“States are permitted to use force in the territory of another state if the government of that state has requested it. Many experts suggest that the Assad regime can no longer claim to be fully representative of the state of Syria in particular since a significant proportion of the population no longer support it.
Nevertheless, the United Nations continues to view the regime as the legitimate government in Syria and unfortunately, there is very little guidance under international law as to the definition of a legitimate government in particular one which has requested the military intervention of another state. So Russia can make the unconvincing argument that they are intervening militarily in the situation at the request of the government.
In most situations, the UN Security Council would have authorised a weapons embargo against all sides to the conflict including the government and all armed groups operating within the territory.
Unfortunately, this has not occurred in the Syrian situation since Russia has vetoed a number of Security Council resolutions which threatened action against al-Assad’s government. So Russia’s view that the UN has not imposed restrictions on how the Assad regime can still act on behalf of the Syrian population is duplicitous because it was Russia which vetoed such restrictions in the first place.
Ultimately, Russia’s position relies on a very outdated interpretation of international law which posits that that since the sovereignty of the state remains in the hands of the Assad regime they have the exclusive right to determine what happens to the population. However, the more contemporary understanding of international law is that where a regime harms and forcibly displaces a population and is unable for whatever reason to overcome occupation by an entity which has also perpetrated mass atrocities upon the population international action should be commenced on behalf of the population and not the Assad regime.

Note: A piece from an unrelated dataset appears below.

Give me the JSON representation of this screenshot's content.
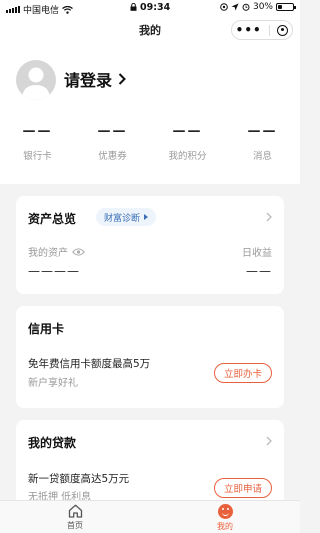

Russia could also potentially open itself up to ‘aiding and abetting charges’ under international criminal law in respect of its operations in Syria. Still an evolving branch of international criminal law, it has been successfully utilised at the International Criminal Tribunal for the Former Yugoslavia in the prosecutions of officials such as Nikola Šainovic, the former Prime Minister of Serbia. However, any potential prosecutions of international crimes are a long way off, in particular since Russia has already vetoed a draft resolution to refer the Syrian situation to the International Criminal Court.
The fact that there is still no international judicial mechanism to investigate and prosecute allegations of international crimes in Syria is to be decried and lamented. So until the international community decides to muster the determination to bring those responsible to justice all war crimes investigators and lawyers can do for the moment is document allegations.”